10. Heiraten kann man nun in der Verbandsgemeinde Westhofen auch an zwei weiteren Stellen. Künftig ist es möglich, in der „Kuhkapelle“ im Romantikhof „Zum Johanniterkreuz“ in Hangen-Weisheim sich das „Ja-Wort“ zu geben. Des Weiteren wird im Bürgerhaus der Stadt Osthofen ein weiteres Trauzimmer eingerichtet.
 
11. Nächstes Jahr finden die Europalwahlen und die Kommunalwahlen statt. An diesem Tag, dem 25.05., wird auch der Bürgermeister der neuen Verbandsgemeinde Wonnegau gewählt. Der Verbandsgemeinderat beschloss den Inhalt der Stellenausschreibung. Sie wird in den Amtsblättern der Verbandsgemeinde Westhofen und der Stadt Osthofen, in der Allgemeinen Zeitung (Ausgabe Worms und Alzey) sowie im Staatsanzeiger veröffentlicht.
 
12. Ferner stand die Nachwahl von Mitgliedern bzw.
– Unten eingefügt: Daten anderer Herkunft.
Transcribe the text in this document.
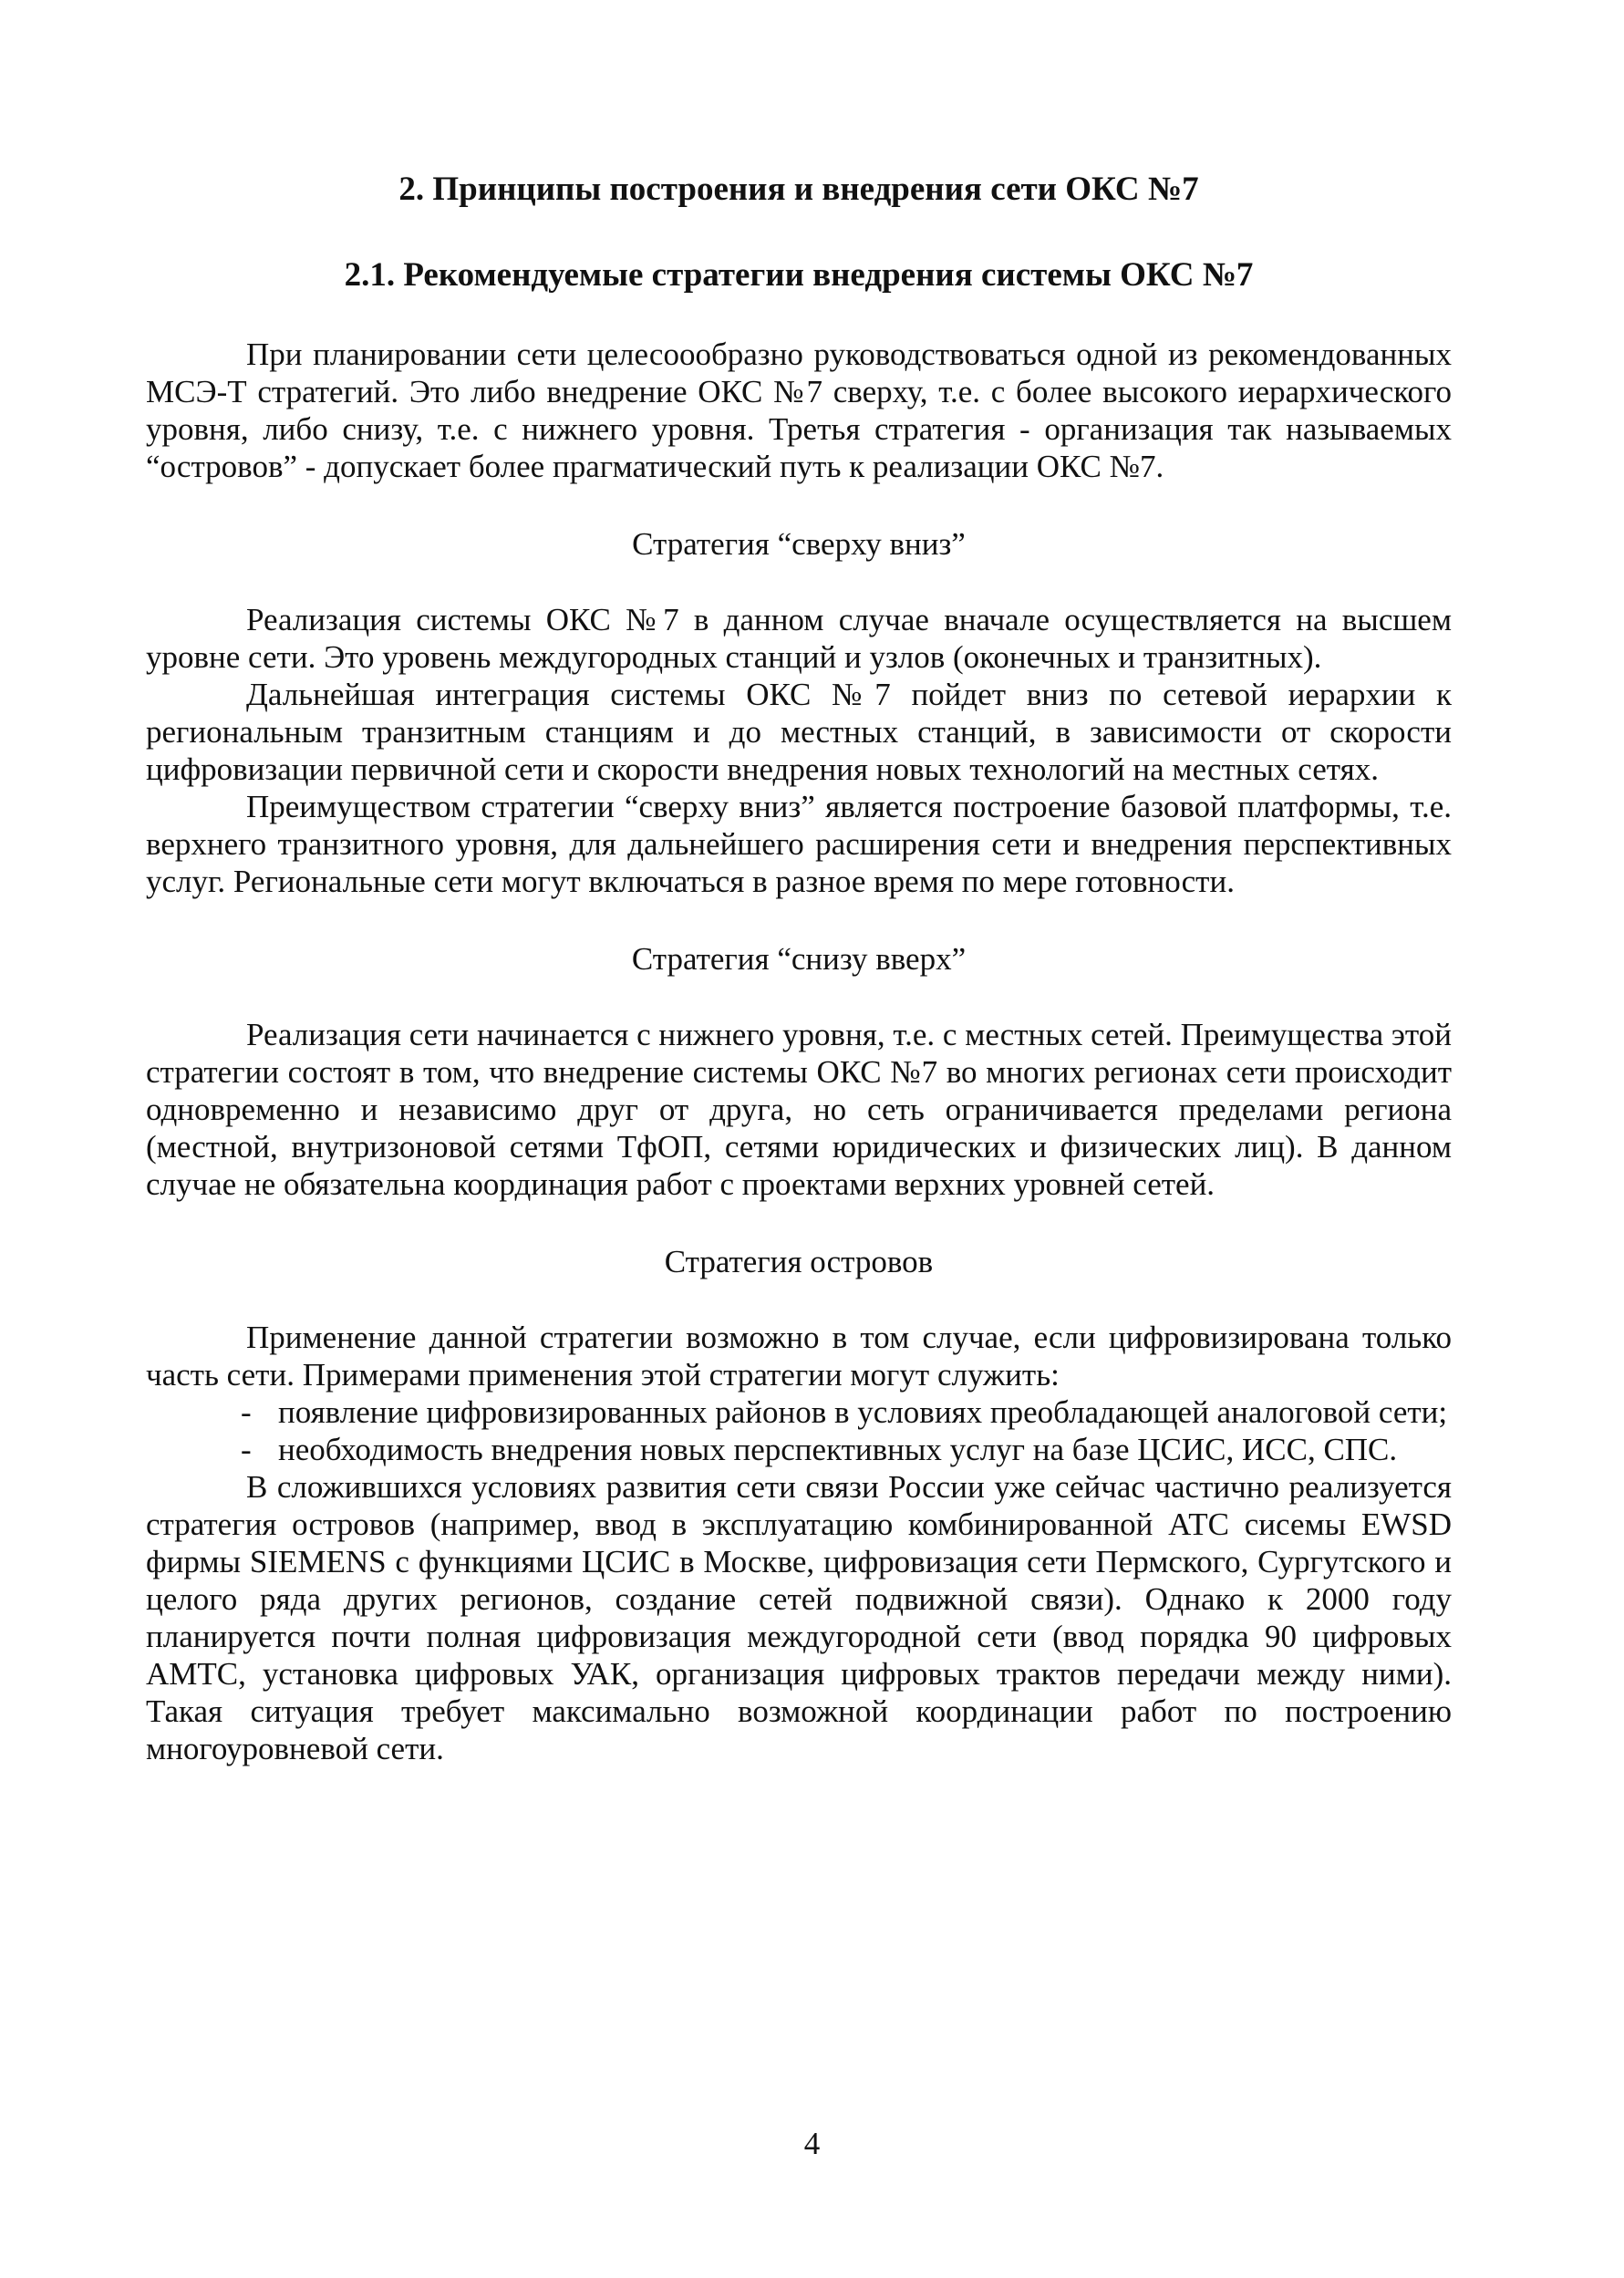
2. Принципы построения и внедрения сети ОКС №7
2.1. Рекомендуемые стратегии внедрения системы ОКС №7

При планировании сети целесоообразно руководствоваться одной из рекомендованных МСЭ-Т стратегий. Это либо внедрение ОКС №7 сверху, т.е. с более высокого иерархического уровня, либо снизу, т.е. с нижнего уровня. Третья стратегия - организация так называемых “островов” - допускает более прагматический путь к реализации ОКС №7.

Стратегия “сверху вниз”

Реализация системы ОКС №7 в данном случае вначале осуществляется на высшем уровне сети. Это уровень междугородных станций и узлов (оконечных и транзитных).

Дальнейшая интеграция системы ОКС №7 пойдет вниз по сетевой иерархии к региональным транзитным станциям и до местных станций, в зависимости от скорости цифровизации первичной сети и скорости внедрения новых технологий на местных сетях.

Преимуществом стратегии “сверху вниз” является построение базовой платформы, т.е. верхнего транзитного уровня, для дальнейшего расширения сети и внедрения перспективных услуг. Региональные сети могут включаться в разное время по мере готовности.

Стратегия “снизу вверх”

Реализация сети начинается с нижнего уровня, т.е. с местных сетей. Преимущества этой стратегии состоят в том, что внедрение системы ОКС №7 во многих регионах сети происходит одновременно и независимо друг от друга, но сеть ограничивается пределами региона (местной, внутризоновой сетями ТфОП, сетями юридических и физических лиц). В данном случае не обязательна координация работ с проектами верхних уровней сетей.

Стратегия островов

Применение данной стратегии возможно в том случае, если цифровизирована только часть сети. Примерами применения этой стратегии могут служить:

- появление цифровизированных районов в условиях преобладающей аналоговой сети;
- необходимость внедрения новых перспективных услуг на базе ЦСИС, ИСС, СПС.

В сложившихся условиях развития сети связи России уже сейчас частично реализуется стратегия островов (например, ввод в эксплуатацию комбинированной АТС сисемы EWSD фирмы SIEMENS с функциями ЦСИС в Москве, цифровизация сети Пермского, Сургутского и целого ряда других регионов, создание сетей подвижной связи). Однако к 2000 году планируется почти полная цифровизация междугородной сети (ввод порядка 90 цифровых АМТС, установка цифровых УАК, организация цифровых трактов передачи между ними). Такая ситуация требует максимально возможной координации работ по построению многоуровневой сети.

4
Stellvertretern in den Schulträgerausschuss des Verbandsgemeinderates auf der Tagesordnung. Durch das Ausscheiden von Eltern aus den Schulelternbeiräten sowie Lehrern sind die Nachwahlen notwendig geworden. Der Rat wählte die vorgeschlagenen Mitglieder sowie deren Stellvertreter. Die formelle Bekanntmachung mit den Namen der Mitglieder folgt.
 

13. Weiterhin hatte der Rat über die Annahme von Spenden zu entscheiden. Für den Förderkreis der Grundschule Bechtheim gab es eine Geldspende von der Sparkasse Worms-Alzey-Ried. Ebenso gab es für das Nimmerlandtheater der Grundschule Gundersheim eine Geldspende von den Eheleuten Birgit und Siegbert Koob aus Gundersheim. Der Verbandsgemeinderat nahm die Spenden gerne an und bedankte sich bei den Spendern.